By: Faith Graceffa
Spanish teacher Senora Tucknott has traveled to 25 countries, many with Spanish as the primary language, and has worked with multiple nonprofits to improve the lives of people in poverty. She helped start Español En Acción — a service-learning course that allows students to learn about global issues and work with nonprofit organizations — and the Spanish AP program at Oak Creek High School.
On her first international trip with the school, Tucknott traveled with her students to Peru. They not only explored the beauty of the country, but also got involved with the Sacred Valley Project. The Sacred Valley Project helps teenage girls living in remote communities in the mountain regions of the Sacred Valley commute to school.
“They don’t have access to schools, so they have to travel like two hours by foot each way to get to school,” Tucknott explained. “Parents have to decide between putting their daughters in danger every single day or not getting them the education they need.”
The project built dorms near a high school and provided the girls with transportation, food, tutors, internet access, and school supplies.
“We helped create a garden so that they could have a sustainable food source while living in these dorms,” Tucknott stated.
Tucknott is very proud of the impact her class had on these girls’ lives.
“Without the Sacred Valley Project and the service our group did, these girls wouldn’t go beyond sixth grade. And that just means so much to their life and their safety,” she said.
The second trip she is going on with students is to the Dominican Republic and will be another service trip.
“I’m excited about that one. I think it’s going to be really neat,” exclaimed Tucknott. “We get to really work with the community in the mountain range. A rural mountain village, which is just something that’s so different than Oak Creek, so I think the students will get a different perspective than what they see on the daily here.”
She travels the world a lot with her family. Her husband shares her love for travel and their kids have been traveling abroad with them since they were less than a year old.

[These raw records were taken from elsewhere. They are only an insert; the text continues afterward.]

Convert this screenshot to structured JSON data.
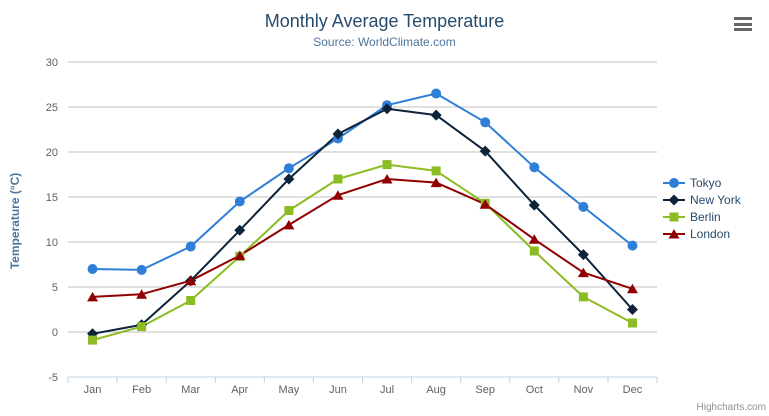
{
  "chart": {
    "credits": "Highcharts.com",
    "menu_icon": "hamburger-icon"
  },
  "chart_data": {
    "type": "line",
    "title": "Monthly Average Temperature",
    "subtitle": "Source: WorldClimate.com",
    "xlabel": "",
    "ylabel": "Temperature (°C)",
    "categories": [
      "Jan",
      "Feb",
      "Mar",
      "Apr",
      "May",
      "Jun",
      "Jul",
      "Aug",
      "Sep",
      "Oct",
      "Nov",
      "Dec"
    ],
    "series": [
      {
        "name": "Tokyo",
        "color": "#2f7ed8",
        "marker": "circle",
        "values": [
          7.0,
          6.9,
          9.5,
          14.5,
          18.2,
          21.5,
          25.2,
          26.5,
          23.3,
          18.3,
          13.9,
          9.6
        ]
      },
      {
        "name": "New York",
        "color": "#0d233a",
        "marker": "diamond",
        "values": [
          -0.2,
          0.8,
          5.7,
          11.3,
          17.0,
          22.0,
          24.8,
          24.1,
          20.1,
          14.1,
          8.6,
          2.5
        ]
      },
      {
        "name": "Berlin",
        "color": "#8bbc21",
        "marker": "square",
        "values": [
          -0.9,
          0.6,
          3.5,
          8.4,
          13.5,
          17.0,
          18.6,
          17.9,
          14.3,
          9.0,
          3.9,
          1.0
        ]
      },
      {
        "name": "London",
        "color": "#910000",
        "marker": "triangle",
        "values": [
          3.9,
          4.2,
          5.7,
          8.5,
          11.9,
          15.2,
          17.0,
          16.6,
          14.2,
          10.3,
          6.6,
          4.8
        ]
      }
    ],
    "ylim": [
      -5,
      30
    ],
    "yticks": [
      -5,
      0,
      5,
      10,
      15,
      20,
      25,
      30
    ],
    "grid": true,
    "legend_position": "right"
  },
  "ui_colors": {
    "title": "#274b6d",
    "subtitle": "#4d759e",
    "axis_label": "#606060",
    "gridline": "#c0c0c0",
    "axis_line": "#c0d0e0",
    "legend_text": "#274b6d",
    "credits_text": "#909090"
  }
}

One of her most memorable trips was to Embera, an indigenous village of Panama.
“There’s no technology, just everything is living off the land on the daily, and everybody in the community has a job for everybody in the community,” Tucknott recalled with awe. “So certain people cook for the whole community. The young teenage boys, it’s their job to fish for the whole community and they’d go spear fish every afternoon to feed everybody.”
This school year she is running the Spanish Club, which is participating in the Wisconsin-Nicaragua Partners of the Americas Bike/Hike Event. Miles walked or biked are recorded to raise awareness and funds for humanitarian projects in Nicaragua. Students in Spanish 4 will also write children’s books for the Lending Libraries project.
“To do something and be a part of something so impactful is awesome,” Tucknott said.